A recent study from the ML Alignment & Theory Scholars (MATS) program and Apollo Research shows that today's leading language models are surprisingly good at figuring out when an interaction is part of a test instead of a real conversation.
The researchers call this "evaluation awareness." When a model realizes it's being tested, it can change how it responds—sometimes just skewing benchmark scores, but in some cases actively hiding problematic abilities.
The team analyzed 1,000 transcripts from 61 datasets, covering everything from basic chat exchanges to complex agent tool use. The examples were split evenly across four categories: chat evaluation, chat deployment, agentic evaluation, and agentic deployment.

Nine major models—including Anthropic's Claude, OpenAI's GPT, and Google's Gemini—were tested on each transcript, using five differently worded prompts for more reliable results. Two human reviewers did the same evaluations for comparison.
Performance was measured on a scale where 0.5 equals random guessing and 1.0 means perfect accuracy. Gemini 2.5 Pro scored 0.83 overall and hit 0.95 in agentic scenarios. Claude 3.5 Sonnet and GPT-4o were close behind.

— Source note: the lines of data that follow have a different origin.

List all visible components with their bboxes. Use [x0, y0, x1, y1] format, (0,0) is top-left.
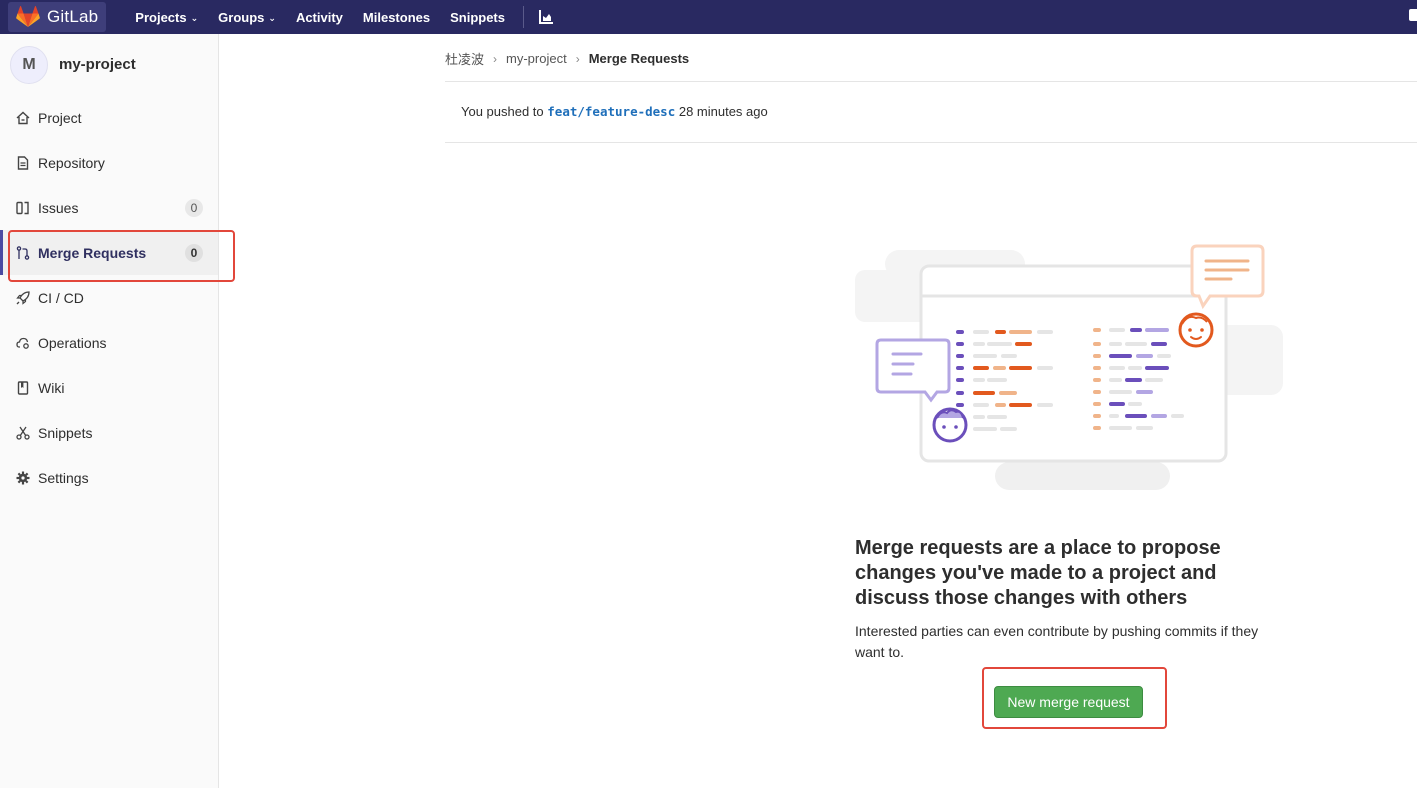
sidebar-item-label: Repository [38, 154, 105, 171]
chevron-right-icon: › [575, 51, 580, 66]
navbar-divider [523, 6, 524, 28]
breadcrumb-user[interactable]: 杜凌波 [445, 49, 484, 68]
sidebar-item-project[interactable]: Project [0, 95, 218, 140]
sidebar-item-merge-requests[interactable]: Merge Requests 0 [0, 230, 218, 275]
issues-icon [16, 201, 30, 215]
project-sidebar: M my-project Project Repository Issues 0… [0, 34, 219, 788]
navbar-links: Projects ⌄ Groups ⌄ Activity Milestones … [125, 0, 554, 34]
push-notice-prefix: You pushed to [461, 104, 544, 119]
empty-state-title: Merge requests are a place to propose ch… [855, 537, 1221, 609]
cloud-gear-icon [16, 336, 30, 350]
rocket-icon [16, 290, 30, 305]
chevron-down-icon: ⌄ [268, 12, 276, 23]
project-avatar: M [10, 45, 48, 84]
sidebar-item-wiki[interactable]: Wiki [0, 365, 218, 410]
nav-groups-label: Groups [218, 9, 265, 25]
sidebar-item-snippets[interactable]: Snippets [0, 410, 218, 455]
chevron-down-icon: ⌄ [190, 12, 199, 23]
nav-groups[interactable]: Groups ⌄ [208, 10, 286, 25]
gitlab-logo-icon [16, 6, 40, 27]
chevron-right-icon: › [493, 51, 498, 66]
gear-icon [16, 471, 30, 485]
sidebar-item-ci-cd[interactable]: CI / CD [0, 275, 218, 320]
sidebar-item-label: Wiki [38, 379, 65, 396]
chart-icon[interactable] [538, 9, 554, 25]
nav-activity[interactable]: Activity [286, 10, 353, 25]
scissors-icon [16, 426, 30, 440]
nav-snippets-label: Snippets [450, 9, 505, 25]
empty-state-description: Interested parties can even contribute b… [855, 623, 1259, 660]
sidebar-item-label: Project [38, 109, 82, 126]
push-notice-branch-link[interactable]: feat/feature-desc [547, 104, 675, 119]
nav-milestones[interactable]: Milestones [353, 10, 440, 25]
breadcrumb-project[interactable]: my-project [506, 51, 567, 66]
nav-projects-label: Projects [135, 9, 187, 25]
breadcrumb-current[interactable]: Merge Requests [589, 51, 689, 66]
sidebar-item-label: Issues [38, 199, 79, 216]
project-name: my-project [59, 56, 136, 73]
nav-projects[interactable]: Projects ⌄ [125, 10, 208, 25]
issues-count-badge: 0 [185, 198, 203, 217]
nav-milestones-label: Milestones [362, 9, 431, 25]
sidebar-item-settings[interactable]: Settings [0, 455, 218, 500]
document-icon [16, 155, 30, 170]
divider [445, 81, 1417, 82]
project-header[interactable]: M my-project [0, 34, 218, 95]
top-navbar: GitLab Projects ⌄ Groups ⌄ Activity Mile… [0, 0, 1417, 34]
book-icon [16, 380, 30, 395]
nav-activity-label: Activity [295, 9, 343, 25]
sidebar-item-label: Merge Requests [38, 244, 147, 261]
nav-snippets[interactable]: Snippets [440, 10, 515, 25]
sidebar-item-label: CI / CD [38, 289, 84, 306]
divider [445, 142, 1417, 143]
breadcrumb: 杜凌波 › my-project › Merge Requests [445, 49, 689, 68]
new-merge-request-button[interactable]: New merge request [994, 686, 1143, 718]
push-notice-time: 28 minutes ago [678, 104, 768, 119]
merge-request-icon [16, 245, 30, 260]
push-notice: You pushed to feat/feature-desc 28 minut… [461, 104, 768, 119]
sidebar-item-operations[interactable]: Operations [0, 320, 218, 365]
user-menu-icon[interactable] [1409, 9, 1417, 21]
sidebar-item-label: Operations [38, 334, 107, 351]
sidebar-item-repository[interactable]: Repository [0, 140, 218, 185]
home-icon [16, 111, 30, 125]
sidebar-item-label: Settings [38, 469, 89, 486]
merge-requests-empty-illustration [855, 244, 1283, 490]
merge-requests-count-badge: 0 [185, 243, 203, 262]
gitlab-home-link[interactable]: GitLab [8, 2, 107, 32]
sidebar-item-label: Snippets [38, 424, 93, 441]
sidebar-item-issues[interactable]: Issues 0 [0, 185, 218, 230]
brand-name: GitLab [47, 7, 99, 26]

Pure chat tasks were tougher: even the best models scored only between 0.71 and 0.77, while humans managed 0.81. For agent scenarios, AI results were much closer to the experts, with the human baseline almost perfect at 0.996.
Models catch on to benchmark patterns
The study also looked at whether models could figure out not just when they were being tested, but what the test was for—specifically, whether it focused on safety or on capability.
If the prompt clearly stated it was an evaluation, Claude 3.5 Sonnet got it right 93 percent of the time, and GPT-4o did so 89 percent of the time. Without that clear hint, Claude still scored well above chance at 84 percent, and nearly half the time when given open-ended questions with no framing at all.

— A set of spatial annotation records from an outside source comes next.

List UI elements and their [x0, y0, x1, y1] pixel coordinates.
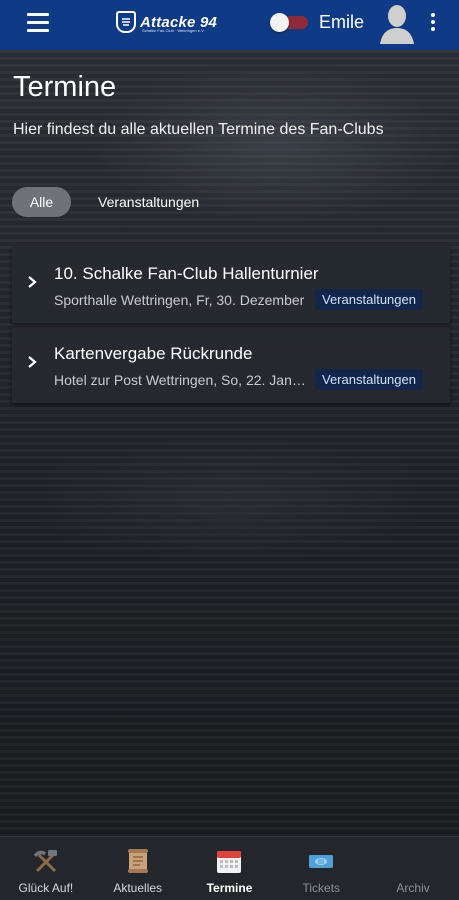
hammer-pick-icon: [33, 850, 57, 873]
app-bar: Attacke 94 Schalke Fan-Club · Wettringen…: [0, 0, 459, 50]
event-card[interactable]: Kartenvergabe Rückrunde Hotel zur Post W…: [12, 327, 450, 403]
nav-label: Aktuelles: [113, 881, 163, 895]
user-avatar-icon: [380, 5, 414, 44]
event-meta: Sporthalle Wettringen, Fr, 30. Dezember: [54, 292, 305, 308]
nav-label: Termine: [206, 881, 253, 895]
club-crest-icon: [116, 11, 136, 33]
avatar[interactable]: [379, 2, 415, 44]
chevron-right-icon: [28, 276, 37, 288]
nav-item-termine[interactable]: Termine: [184, 837, 276, 900]
hamburger-menu-icon[interactable]: [27, 13, 49, 33]
event-meta: Hotel zur Post Wettringen, So, 22. Janua…: [54, 372, 310, 388]
event-category-badge: Veranstaltungen: [315, 369, 423, 390]
chevron-right-icon: [28, 356, 37, 368]
nav-item-tickets[interactable]: Tickets: [275, 837, 367, 900]
nav-label: Glück Auf!: [18, 881, 74, 895]
nav-label: Tickets: [302, 881, 341, 895]
nav-item-archiv[interactable]: Archiv: [367, 837, 459, 900]
filter-chip-alle[interactable]: Alle: [12, 187, 71, 217]
background-stadium-image: [0, 50, 459, 836]
filter-chip-veranstaltungen[interactable]: Veranstaltungen: [90, 187, 207, 217]
theme-toggle[interactable]: [270, 13, 308, 32]
bottom-navigation: Glück Auf! Aktuelles Termine Tickets Arc…: [0, 836, 459, 900]
nav-item-aktuelles[interactable]: Aktuelles: [92, 837, 184, 900]
event-category-badge: Veranstaltungen: [315, 289, 423, 310]
calendar-icon: [217, 851, 242, 873]
event-title: 10. Schalke Fan-Club Hallenturnier: [54, 264, 319, 283]
nav-item-glueck-auf[interactable]: Glück Auf!: [0, 837, 92, 900]
logo-subtext: Schalke Fan-Club · Wettringen e.V.: [142, 28, 205, 33]
club-logo: Attacke 94 Schalke Fan-Club · Wettringen…: [116, 9, 217, 35]
event-title: Kartenvergabe Rückrunde: [54, 344, 253, 363]
nav-label: Archiv: [396, 881, 430, 895]
ticket-icon: [309, 855, 334, 868]
scroll-icon: [127, 849, 148, 873]
more-options-icon[interactable]: [430, 13, 436, 33]
page-subtitle: Hier findest du alle aktuellen Termine d…: [13, 121, 384, 138]
user-name: Emile: [319, 12, 365, 32]
event-card[interactable]: 10. Schalke Fan-Club Hallenturnier Sport…: [12, 247, 450, 323]
page-title: Termine: [13, 71, 117, 103]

Looking at the explanations, the researchers found common tricks: some models recognized certain formatting, synthetic web pages, or flag structures as signals of a test. Top-tier models like Gemini 2.5 Pro even named specific benchmarks, such as SWE-bench or MMLU. There was noticeable "meta-reasoning," where simply seeing a control question tipped the model off that it was in a test.
But all the models tended to overestimate how often they were being evaluated—they guessed "test" more frequently than the actual data justified. This bias held steady across newer model generations and was most pronounced in models designed for open-ended reasoning.

This has real consequences for safety. A model that's aware it's being tested, but isn't truly aligned, could mask dangerous behaviors or play it safe during red-teaming. The researchers suggest that "evaluation awareness" should be included as its own metric in future testing protocols.
Recent studies have shown again and again that AI benchmarks only tell part of the story, especially since companies can train their models to pass specific tests. At the same time, newer models like OpenAI's o3 and Claude 4 Opus are showing signs they can strategically mislead users.